Union–management relations
Of all the conflicts found in industrial organizations, those involving unions and management have received the most attention. Labour unions are the primary means workers have for advancing their collective interests at the workplace. Much of the history of industrial relations is filled with efforts on the part of workers to gain the right to organize into free trade unions—that is, worker organizations that are controlled neither by employers nor by a government.
While the actual percentage of workers who are organized into unions varies considerably from country to country and over time within individual countries, it is safe to say that there is no democratic country in the world where independent trade unions are not present. Unions serve an essential role in a democratic society by giving voice to worker interests. The best evidence of the importance of this function is that unions are often among the first institutions—along with the church and the press—attacked by totalitarian regimes.
Unions and union–management relations are also of special importance in that, through collective bargaining and other formal and informal means of interaction, unions and employers establish the wages, hours, and working conditions of large numbers of workers. In countries such as Sweden, Denmark, and Norway collective bargaining covers more than 80 percent of the labour force. In Britain, Germany, and Japan it covers between one-third and two-thirds. Even in countries like France or the United States, where less than 20 percent of the workers are unionized, collective bargaining often sets new patterns in wages and other conditions of employment that are eventually adopted by nonunion employers.
It should be noted that employers are often reluctant participants in collective bargaining. While the degree of opposition to unions varies among countries, this opposition is perhaps strongest in the United States, where employers have aggressively opposed unionization of their employees. This is one of the reasons why the right of employees to organize and bargain collectively is normally protected by law.
The decades of the 1980s and ’90s were a time of tremendous pressure for change in union–management relations around the world. This pressure came from increases in market competition within and between countries, the rapid rate of technological progress, the changing nature of the work force, shifts in jobs from highly unionized large manufacturing firms and industries to smaller, newer firms and service industries, and, in some countries, the election of governments less supportive of unions. As a result unions in the majority of industrialized countries have lost membership and continue to debate how best to adjust their strategies and practices to their changing environments. The following discussion, therefore, focuses both on the traditional union–management practices that have dominated relations since the 1930s and on how these practices have responded to pressures for change.
Union organizing
The typical way in which workers become organized into a union in the United States is through an election campaign and vote on representation. A majority of workers must vote in favour of union representation and collective bargaining. In these campaigns arguments about the need for a union and the benefits of collective bargaining are countered by employer efforts to convince workers that they do not need a union. American workers historically have taken a pragmatic approach to this choice: they vote in favour of union representation only when they are highly dissatisfied with their employer and when they see union representation as a viable means of improving their employment conditions.

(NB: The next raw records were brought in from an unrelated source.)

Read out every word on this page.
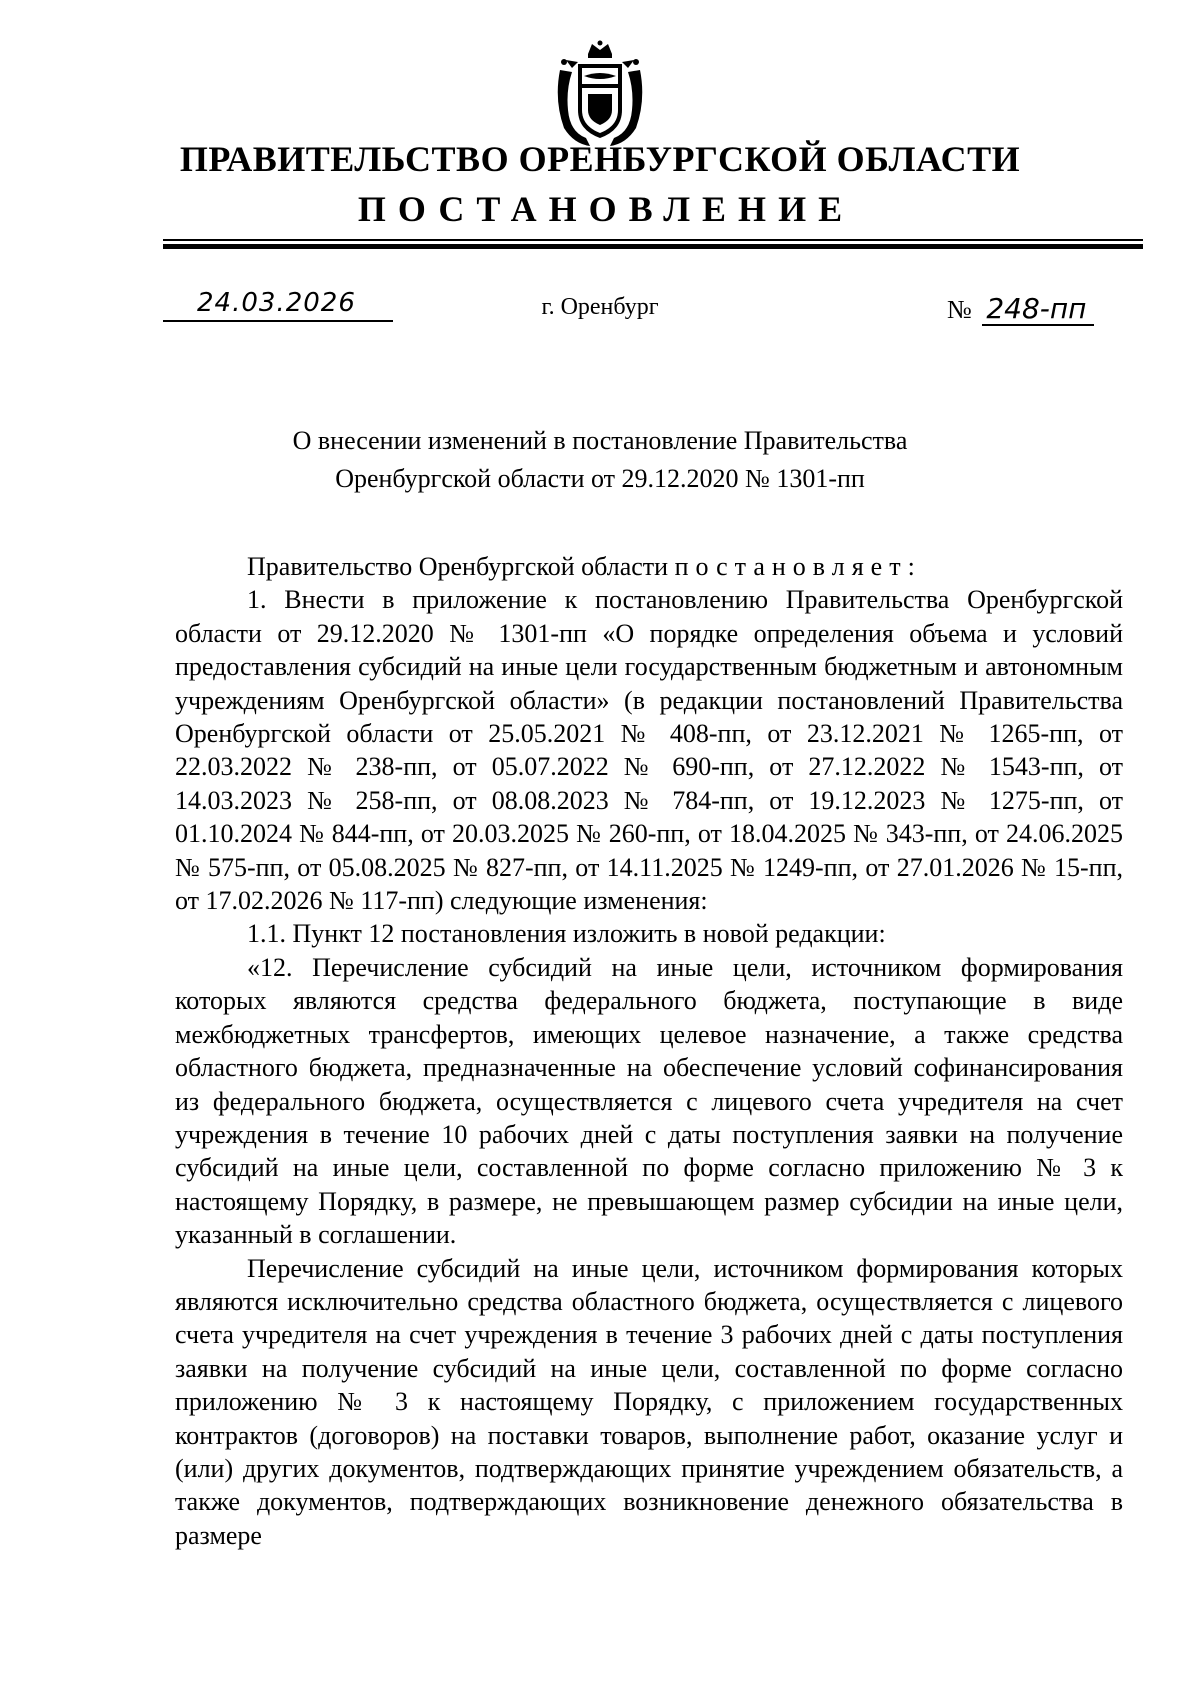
ПРАВИТЕЛЬСТВО ОРЕНБУРГСКОЙ ОБЛАСТИ
ПОСТАНОВЛЕНИЕ
24.03.2026	г. Оренбург	№ 248-пп
О внесении изменений в постановление Правительства
Оренбургской области от 29.12.2020 № 1301-пп

Правительство Оренбургской области постановляет:

1. Внести в приложение к постановлению Правительства Оренбургской области от 29.12.2020 № 1301-пп «О порядке определения объема и условий предоставления субсидий на иные цели государственным бюджетным и автономным учреждениям Оренбургской области» (в редакции постановлений Правительства Оренбургской области от 25.05.2021 № 408-пп, от 23.12.2021 № 1265-пп, от 22.03.2022 № 238-пп, от 05.07.2022 № 690-пп, от 27.12.2022 № 1543-пп, от 14.03.2023 № 258-пп, от 08.08.2023 № 784-пп, от 19.12.2023 № 1275-пп, от 01.10.2024 № 844-пп, от 20.03.2025 № 260-пп, от 18.04.2025 № 343-пп, от 24.06.2025 № 575-пп, от 05.08.2025 № 827-пп, от 14.11.2025 № 1249-пп, от 27.01.2026 № 15-пп, от 17.02.2026 № 117-пп) следующие изменения:

1.1. Пункт 12 постановления изложить в новой редакции:

«12. Перечисление субсидий на иные цели, источником формирования которых являются средства федерального бюджета, поступающие в виде межбюджетных трансфертов, имеющих целевое назначение, а также средства областного бюджета, предназначенные на обеспечение условий софинансирования из федерального бюджета, осуществляется с лицевого счета учредителя на счет учреждения в течение 10 рабочих дней с даты поступления заявки на получение субсидий на иные цели, составленной по форме согласно приложению № 3 к настоящему Порядку, в размере, не превышающем размер субсидии на иные цели, указанный в соглашении.

Перечисление субсидий на иные цели, источником формирования которых являются исключительно средства областного бюджета, осуществляется с лицевого счета учредителя на счет учреждения в течение 3 рабочих дней с даты поступления заявки на получение субсидий на иные цели, составленной по форме согласно приложению № 3 к настоящему Порядку, с приложением государственных контрактов (договоров) на поставки товаров, выполнение работ, оказание услуг и (или) других документов, подтверждающих принятие учреждением обязательств, а также документов, подтверждающих возникновение денежного обязательства в размере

In the case of clerical and professional employees, unions have appealed by arguing that one need not see the employer as hostile or untrustworthy to believe in the need for collective representation. When an organizing drive took place among clerical and technical employees at Harvard University, for instance, the union campaigned on the slogan, “It’s not anti-Harvard to be pro-union.” While this approach has gained favour among white-collar and professional workers, it still is the exception rather than the rule for these workers to join a union, with the notable exception of government employees.
Sometimes employers voluntarily recognize the union or remain neutral in the election process. This is most often the case in the public sector. Some private-sector employers have voluntarily recognized unions in new establishments in return for union cooperation and participation in the task of designing the work system, training the work force, and starting up operations. Such accommodation, however, is the exception in the United States; the typical picture of an organizing drive is still one of aggressive union campaigning in the face of aggressive employer opposition.
The more adversarial the organizing campaign, the more likely it is that the bargaining relationship will develop along similar adversarial lines. Conversely, the less resistance to organizing by the employer, the higher the likelihood that the union–management relationship will evolve along cooperative lines. For example, one large manufacturing company that voluntarily recognized a union in the 1940s, and has remained neutral in organizing drives held in new plants opened since then, has experienced only one brief strike in its entire history. This record stands in marked contrast to the pitched organizing battles and frequent strikes experienced over the years in the rubber, meat-packing, and coal-mining industries.